NERC-CEH / dri_gridded_data

GNU General Public License v3.0
0 stars 0 forks source link

API access #24

Open mattjbr123 opened 2 days ago

mattjbr123 commented 2 days ago

One of the things that came out of the work package meeting on 22-10-2024 is that API access to data stored on the object storage is not explicitly included in the workflow diagram.

From my perspective I see this as arising because there is some confusion over what 'API Access' is meaning in this context. The plan is that the data on the object store will be available publically from anywhere (firewalls local-to-the-user not withstanding), and to have code provided on the data catalogue page and/or a link to an analysis platform with such code, that would allow the user to essentially treat the entire dataset as if it was on their own local filesystem. Is this an API? Is something extra needed to make it an API if not? And do we actually need that something extra? These are the questions that need clarification to me.

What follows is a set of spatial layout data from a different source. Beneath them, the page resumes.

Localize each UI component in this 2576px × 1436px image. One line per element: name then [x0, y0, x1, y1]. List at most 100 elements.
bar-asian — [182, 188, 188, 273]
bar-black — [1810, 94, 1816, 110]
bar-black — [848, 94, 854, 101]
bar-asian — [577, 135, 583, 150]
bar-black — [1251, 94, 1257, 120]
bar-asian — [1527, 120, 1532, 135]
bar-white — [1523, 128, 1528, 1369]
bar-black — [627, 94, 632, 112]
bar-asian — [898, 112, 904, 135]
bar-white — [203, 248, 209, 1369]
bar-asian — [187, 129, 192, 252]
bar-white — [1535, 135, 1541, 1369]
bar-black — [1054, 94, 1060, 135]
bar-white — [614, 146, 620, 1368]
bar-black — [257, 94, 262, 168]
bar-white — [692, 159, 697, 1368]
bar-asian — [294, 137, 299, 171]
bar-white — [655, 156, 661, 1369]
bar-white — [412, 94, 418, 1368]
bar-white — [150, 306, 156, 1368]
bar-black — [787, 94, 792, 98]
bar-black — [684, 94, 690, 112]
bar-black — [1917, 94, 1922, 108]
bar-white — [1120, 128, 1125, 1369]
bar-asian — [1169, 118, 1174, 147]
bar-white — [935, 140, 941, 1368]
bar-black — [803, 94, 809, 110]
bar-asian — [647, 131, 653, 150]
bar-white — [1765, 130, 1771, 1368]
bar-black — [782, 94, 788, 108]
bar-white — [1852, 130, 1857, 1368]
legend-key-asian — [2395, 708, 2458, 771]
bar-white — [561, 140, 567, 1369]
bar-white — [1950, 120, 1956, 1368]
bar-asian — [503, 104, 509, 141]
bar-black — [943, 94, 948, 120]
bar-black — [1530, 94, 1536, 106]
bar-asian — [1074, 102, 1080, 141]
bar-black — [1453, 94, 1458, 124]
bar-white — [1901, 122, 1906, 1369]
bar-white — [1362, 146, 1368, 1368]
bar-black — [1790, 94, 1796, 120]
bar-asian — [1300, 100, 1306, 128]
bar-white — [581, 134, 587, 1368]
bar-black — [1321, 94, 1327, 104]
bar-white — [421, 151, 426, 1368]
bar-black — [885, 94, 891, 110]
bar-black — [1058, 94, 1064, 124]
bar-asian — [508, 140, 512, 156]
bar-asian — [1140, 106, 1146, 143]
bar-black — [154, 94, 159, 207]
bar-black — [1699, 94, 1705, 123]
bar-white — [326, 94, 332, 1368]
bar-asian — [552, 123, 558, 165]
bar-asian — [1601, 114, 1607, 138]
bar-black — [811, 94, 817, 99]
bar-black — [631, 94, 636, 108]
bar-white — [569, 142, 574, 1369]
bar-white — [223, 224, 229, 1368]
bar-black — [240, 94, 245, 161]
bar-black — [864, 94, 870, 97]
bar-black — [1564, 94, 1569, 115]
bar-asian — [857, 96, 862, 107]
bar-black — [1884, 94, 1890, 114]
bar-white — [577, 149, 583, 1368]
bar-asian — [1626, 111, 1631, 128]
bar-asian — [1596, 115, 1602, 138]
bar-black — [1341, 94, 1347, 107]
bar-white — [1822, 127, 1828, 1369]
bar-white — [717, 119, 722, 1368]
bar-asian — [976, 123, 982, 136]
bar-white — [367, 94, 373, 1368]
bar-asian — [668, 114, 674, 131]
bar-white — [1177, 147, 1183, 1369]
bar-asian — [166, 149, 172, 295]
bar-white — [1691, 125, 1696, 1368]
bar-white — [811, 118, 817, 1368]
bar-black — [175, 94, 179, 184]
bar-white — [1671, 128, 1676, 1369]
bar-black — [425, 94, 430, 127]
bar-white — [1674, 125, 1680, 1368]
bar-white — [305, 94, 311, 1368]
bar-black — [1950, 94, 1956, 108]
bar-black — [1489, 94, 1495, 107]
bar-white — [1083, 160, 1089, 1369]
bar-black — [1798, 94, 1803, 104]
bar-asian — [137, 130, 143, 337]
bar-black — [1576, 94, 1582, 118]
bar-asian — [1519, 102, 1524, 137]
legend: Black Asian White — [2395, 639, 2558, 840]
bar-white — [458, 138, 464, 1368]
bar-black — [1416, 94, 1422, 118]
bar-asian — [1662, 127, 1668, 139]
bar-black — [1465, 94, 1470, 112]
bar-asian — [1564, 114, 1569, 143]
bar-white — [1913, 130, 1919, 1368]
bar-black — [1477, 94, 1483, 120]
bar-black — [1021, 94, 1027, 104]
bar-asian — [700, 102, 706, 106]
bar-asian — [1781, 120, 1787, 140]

mattjbr123 commented 9 hours ago

Some helpful thoughts from @fsamreen:

A few thoughts …

Option 1 - provide users with direct URLs to download/interact with the data stored in the S3 bucket. Pro - it is easier to set up, faster access and might be quick to download but direct access can expose sensitive data or bucket structures. Cons - difficult to enforce controlled access which might be needed due to various reasons (security, data moving cost, etc). Option 2 - build a REST API that acts as an intermediary and users interact with the API – handle data requests, process them, and retrieve the data from S3. Pros- more control over who can access what and how (even we could give controlled access to some datasets through authentication methods). We will have to run API server (management overhead). Cons - additional development task to implement APIs. Integration with other services would be secure.

An important question here is – ‘Who are the users and how would they like to interact with the data’? followed by - What is a sustainable value-added solution without excessive cost, maintenance and unnecessary implementation overheads? We might end up offering access through various methods including direct access to S3 as well as APIs or even through DataLabs.